The hallway beyond the antiseptic lobby smelled musty, and the washed-out green paint looked like it needed a fresh coat beneath the forty-watt bulb. Lacey marched on to Stella’s place on the third floor. She knocked. There was no answer.
Please, God, no awful surprises. Please let her be okay.
Lacey knocked again. “Stella, it’s Lacey.” She pounded louder. She waited one full minute, her stomach turning over in panic. She pounded again. “Stella! It’s me! Anyone there?”
This time the door opened a crack. The inside chain was latched. “Lacey? What are you doing here? Hang on.” Stella closed the door, undid the chain, and opened it again to let her into the dark apartment, which had what looked like black drapes closed tight against the late-afternoon light. Stella’s face was smeared with dried tears and day-old makeup. Black smudges spread like spider legs down her cheeks and up toward her forehead. She wore only a large black T-shirt that reached her knees and proclaimed, I LIKE MY ATTITUDE PROBLEM!
“New look?” Lacey inquired, leaning back against the door because her legs felt rubbery. She felt terribly relieved that Stella was alive. She could have hugged her, black smudges and all.
“I kind of fell into bed after I got home.” She rubbed her eyes, making the smears worse.

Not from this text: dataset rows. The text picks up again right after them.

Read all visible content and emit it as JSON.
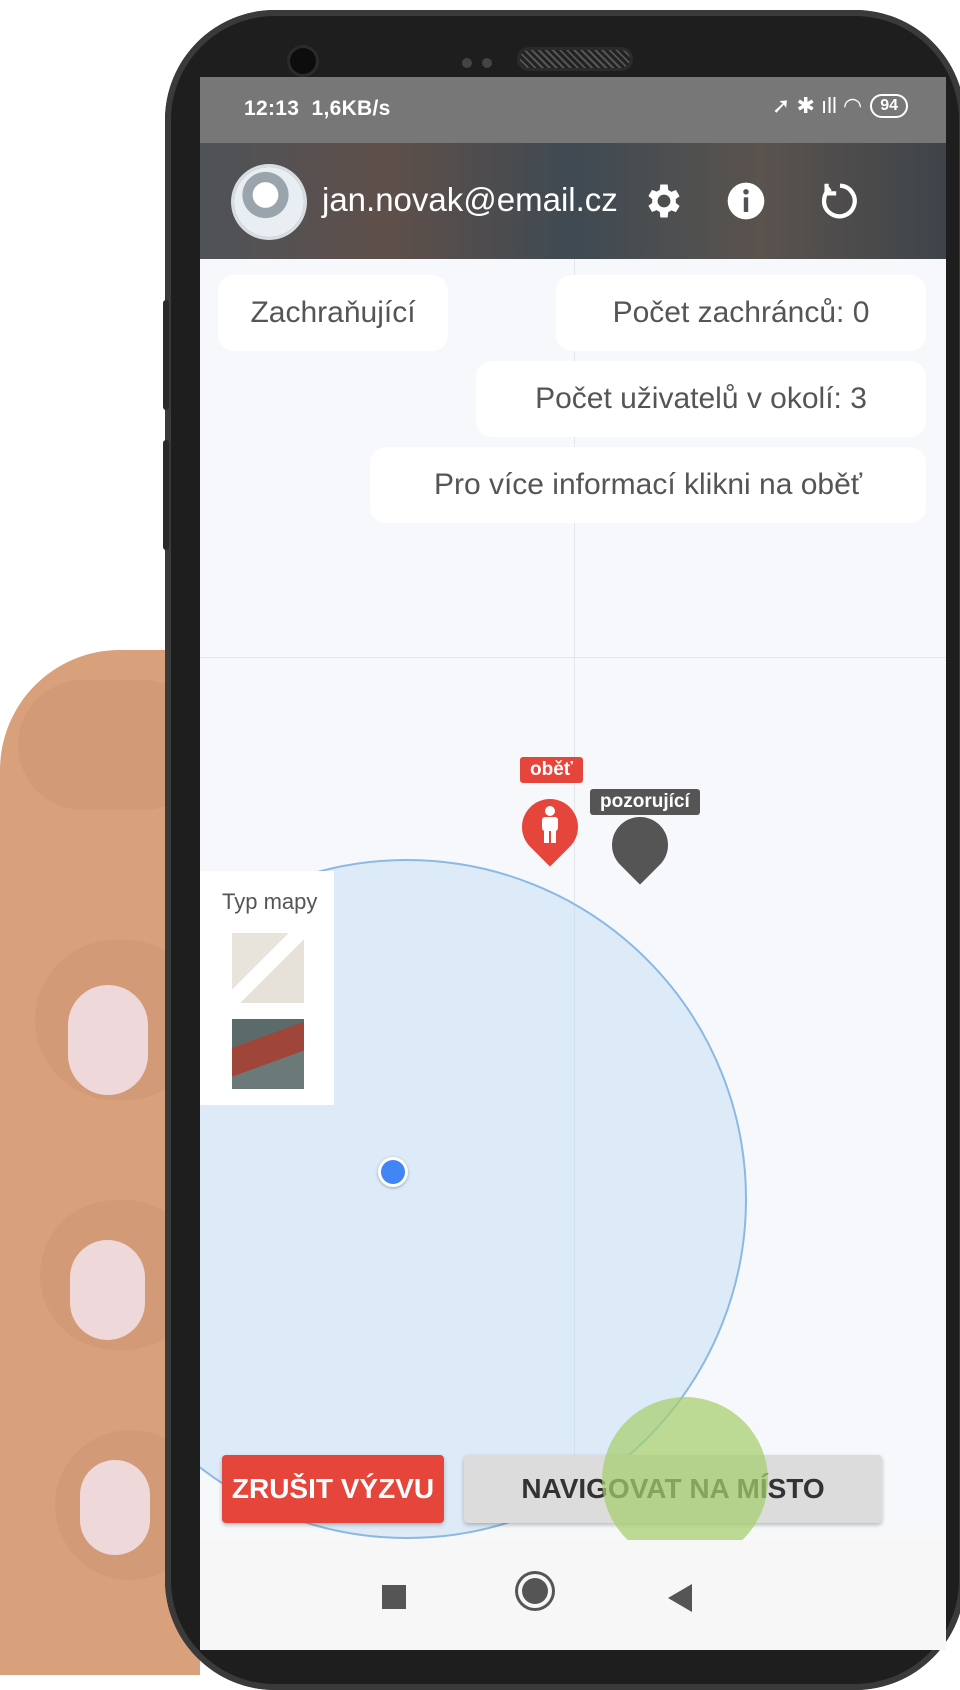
{
  "statusbar": {
    "time": "12:13",
    "speed": "1,6KB/s",
    "icons": "➚ ✱ ıll ◠",
    "battery": "94"
  },
  "header": {
    "email": "jan.novak@email.cz",
    "icons": [
      "gear-icon",
      "info-icon",
      "refresh-icon"
    ]
  },
  "chips": {
    "role": "Zachraňující",
    "rescuers": "Počet zachránců: 0",
    "users": "Počet uživatelů v okolí: 3",
    "hint": "Pro více informací klikni na oběť"
  },
  "map": {
    "type_label": "Typ mapy",
    "victim_label": "oběť",
    "observer_label": "pozorující",
    "victim_color": "#e5453a",
    "observer_color": "#555555",
    "radius_color": "#bfdbf3",
    "location_dot_color": "#4285f4"
  },
  "actions": {
    "cancel": "ZRUŠIT VÝZVU",
    "navigate": "NAVIGOVAT NA MÍSTO"
  },
  "navbar": {
    "icons": [
      "recents-icon",
      "home-icon",
      "back-icon"
    ]
  }
}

“Are you okay?” Lacey couldn’t tell from the looks of Stella or her apartment. Clothes were tossed on nearly every surface, and there was a prevailing sense of gloom.
Or maybe it’s just the black drapes. Is it always like this, or is today special?

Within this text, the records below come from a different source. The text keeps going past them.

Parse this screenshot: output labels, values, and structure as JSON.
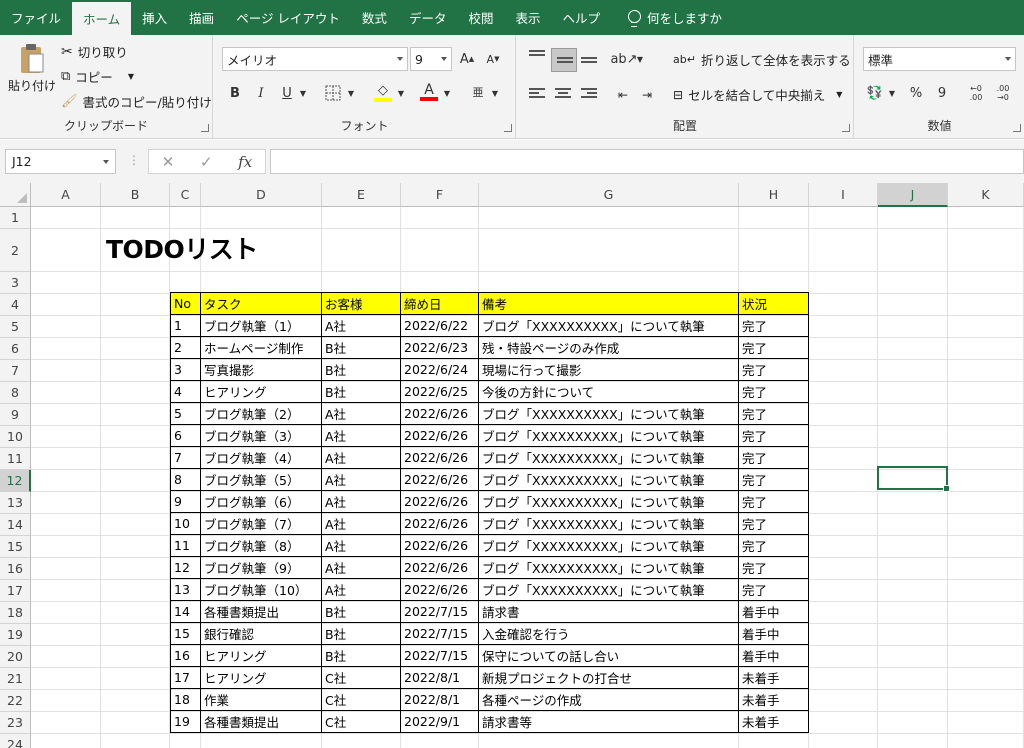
{
  "ribbon_tabs": [
    "ファイル",
    "ホーム",
    "挿入",
    "描画",
    "ページ レイアウト",
    "数式",
    "データ",
    "校閲",
    "表示",
    "ヘルプ"
  ],
  "active_tab": "ホーム",
  "tell_me": "何をしますか",
  "clipboard": {
    "paste": "貼り付け",
    "cut": "切り取り",
    "copy": "コピー",
    "format_painter": "書式のコピー/貼り付け",
    "label": "クリップボード"
  },
  "font": {
    "name": "メイリオ",
    "size": "9",
    "grow_icon": "A",
    "shrink_icon": "A",
    "bold": "B",
    "italic": "I",
    "underline": "U",
    "font_color_icon": "A",
    "phonetic_icon": "亜",
    "fill_color": "#ffff00",
    "font_color": "#ff0000",
    "label": "フォント"
  },
  "alignment": {
    "wrap_text": "折り返して全体を表示する",
    "merge_center": "セルを結合して中央揃え",
    "label": "配置"
  },
  "number": {
    "format": "標準",
    "percent": "%",
    "comma": "9",
    "increase_decimal": ".00",
    "decrease_decimal": ".00",
    "label": "数値"
  },
  "formula_bar": {
    "name_box": "J12",
    "cancel": "✕",
    "enter": "✓",
    "fx": "fx",
    "value": ""
  },
  "columns": [
    "A",
    "B",
    "C",
    "D",
    "E",
    "F",
    "G",
    "H",
    "I",
    "J",
    "K"
  ],
  "selected_column": "J",
  "rows": [
    "1",
    "2",
    "3",
    "4",
    "5",
    "6",
    "7",
    "8",
    "9",
    "10",
    "11",
    "12",
    "13",
    "14",
    "15",
    "16",
    "17",
    "18",
    "19",
    "20",
    "21",
    "22",
    "23",
    "24"
  ],
  "selected_row": "12",
  "sheet_title": "TODOリスト",
  "table": {
    "headers": [
      "No",
      "タスク",
      "お客様",
      "締め日",
      "備考",
      "状況"
    ],
    "rows": [
      [
        "1",
        "ブログ執筆（1）",
        "A社",
        "2022/6/22",
        "ブログ「XXXXXXXXXX」について執筆",
        "完了"
      ],
      [
        "2",
        "ホームページ制作",
        "B社",
        "2022/6/23",
        "残・特設ページのみ作成",
        "完了"
      ],
      [
        "3",
        "写真撮影",
        "B社",
        "2022/6/24",
        "現場に行って撮影",
        "完了"
      ],
      [
        "4",
        "ヒアリング",
        "B社",
        "2022/6/25",
        "今後の方針について",
        "完了"
      ],
      [
        "5",
        "ブログ執筆（2）",
        "A社",
        "2022/6/26",
        "ブログ「XXXXXXXXXX」について執筆",
        "完了"
      ],
      [
        "6",
        "ブログ執筆（3）",
        "A社",
        "2022/6/26",
        "ブログ「XXXXXXXXXX」について執筆",
        "完了"
      ],
      [
        "7",
        "ブログ執筆（4）",
        "A社",
        "2022/6/26",
        "ブログ「XXXXXXXXXX」について執筆",
        "完了"
      ],
      [
        "8",
        "ブログ執筆（5）",
        "A社",
        "2022/6/26",
        "ブログ「XXXXXXXXXX」について執筆",
        "完了"
      ],
      [
        "9",
        "ブログ執筆（6）",
        "A社",
        "2022/6/26",
        "ブログ「XXXXXXXXXX」について執筆",
        "完了"
      ],
      [
        "10",
        "ブログ執筆（7）",
        "A社",
        "2022/6/26",
        "ブログ「XXXXXXXXXX」について執筆",
        "完了"
      ],
      [
        "11",
        "ブログ執筆（8）",
        "A社",
        "2022/6/26",
        "ブログ「XXXXXXXXXX」について執筆",
        "完了"
      ],
      [
        "12",
        "ブログ執筆（9）",
        "A社",
        "2022/6/26",
        "ブログ「XXXXXXXXXX」について執筆",
        "完了"
      ],
      [
        "13",
        "ブログ執筆（10）",
        "A社",
        "2022/6/26",
        "ブログ「XXXXXXXXXX」について執筆",
        "完了"
      ],
      [
        "14",
        "各種書類提出",
        "B社",
        "2022/7/15",
        "請求書",
        "着手中"
      ],
      [
        "15",
        "銀行確認",
        "B社",
        "2022/7/15",
        "入金確認を行う",
        "着手中"
      ],
      [
        "16",
        "ヒアリング",
        "B社",
        "2022/7/15",
        "保守についての話し合い",
        "着手中"
      ],
      [
        "17",
        "ヒアリング",
        "C社",
        "2022/8/1",
        "新規プロジェクトの打合せ",
        "未着手"
      ],
      [
        "18",
        "作業",
        "C社",
        "2022/8/1",
        "各種ページの作成",
        "未着手"
      ],
      [
        "19",
        "各種書類提出",
        "C社",
        "2022/9/1",
        "請求書等",
        "未着手"
      ]
    ]
  }
}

“Sure, I’ll be okay. Right? It’s just freaky. You know? The cops kept me out really late.”
“I know. Me too.”
Stella looked a little surprised. “Right. You were there too. I totally forgot, what with all the pandemonium.”

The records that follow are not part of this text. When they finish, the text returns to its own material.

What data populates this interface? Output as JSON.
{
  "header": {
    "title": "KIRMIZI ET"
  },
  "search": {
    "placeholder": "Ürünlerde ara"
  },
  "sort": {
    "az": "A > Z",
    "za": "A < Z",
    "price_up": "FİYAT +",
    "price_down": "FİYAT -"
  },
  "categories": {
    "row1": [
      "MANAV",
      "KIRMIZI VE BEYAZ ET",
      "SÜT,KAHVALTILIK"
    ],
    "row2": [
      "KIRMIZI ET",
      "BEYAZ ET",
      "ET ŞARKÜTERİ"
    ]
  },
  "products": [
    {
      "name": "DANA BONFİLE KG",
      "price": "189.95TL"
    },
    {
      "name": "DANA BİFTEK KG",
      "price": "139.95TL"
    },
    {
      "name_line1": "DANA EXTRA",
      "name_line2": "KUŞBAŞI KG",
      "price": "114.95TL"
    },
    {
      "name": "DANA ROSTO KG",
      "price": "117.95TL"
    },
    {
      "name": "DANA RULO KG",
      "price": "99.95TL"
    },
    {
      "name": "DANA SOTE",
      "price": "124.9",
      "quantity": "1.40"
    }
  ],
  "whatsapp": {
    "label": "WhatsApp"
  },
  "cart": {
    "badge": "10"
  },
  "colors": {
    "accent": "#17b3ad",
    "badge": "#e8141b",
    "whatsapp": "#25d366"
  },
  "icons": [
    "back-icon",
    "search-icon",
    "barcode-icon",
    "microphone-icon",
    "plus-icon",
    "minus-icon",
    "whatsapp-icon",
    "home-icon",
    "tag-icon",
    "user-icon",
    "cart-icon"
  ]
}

Lacey moved cautiously deeper into the apartment. “I got interviewed by the second-string guy,” she said. “You got the lead detective.”
“That Rogers moron? What an asshole. And cops and me . . . Well, this shit isn’t supposed to happen, you know?” Stella’s eyes started watering, and she rubbed her hands through her longish purple crew cut. She picked up a hand mirror from a stack of hair-styling magazines perched on the coffee table. “Wow, I’m a total mess. I look like a hard night at the 9:30 Club.”
“Have you eaten?” Lacey asked. “I’m starved; maybe we could catch a bite to eat. I’m buying.” The ambient gloom was getting to her.
“Yeah. Sure.” Stella was uncharacteristically subdued. “A shower, gotta have a shower. And . . .”
“What’s the matter, Stella?”
Tears threatened to spill down her face. Stella shook her head as if to clear it. “What time is it?” She squinted at a digital clock that sat on top of a television set. “Oh, my God, I missed work! Oh, Lacey . . .”
Lacey dropped her reserve and wrapped Stella up in a big hug that smeared her makeup even more. “It’s okay. Leonardo covered for you. I’ll call them and let them know you’re all right.”
“Thanks. I could really go for a Coke and some breakfast.” The tears finally fell. “I’m so freaked out, Lacey. I mean, she got shot right in front of me. And the television said she’s dead. I mean, I’ve seen dead people before, but I haven’t seen them go down. And she was right next to me. I could’ve been killed too. What if it was me he was aiming for? What if it was supposed to be me?”
“He wasn’t aiming for you.”
Stella stumbled around, picking things up and tossing them back down. “I keep seeing that look on her face. The only time she didn’t look like a total bitch on wheels. God, I know that sounds terrible. But all of a sudden she looked like a little girl who didn’t know what was happening to her. And she just kept walking; that was the worst.”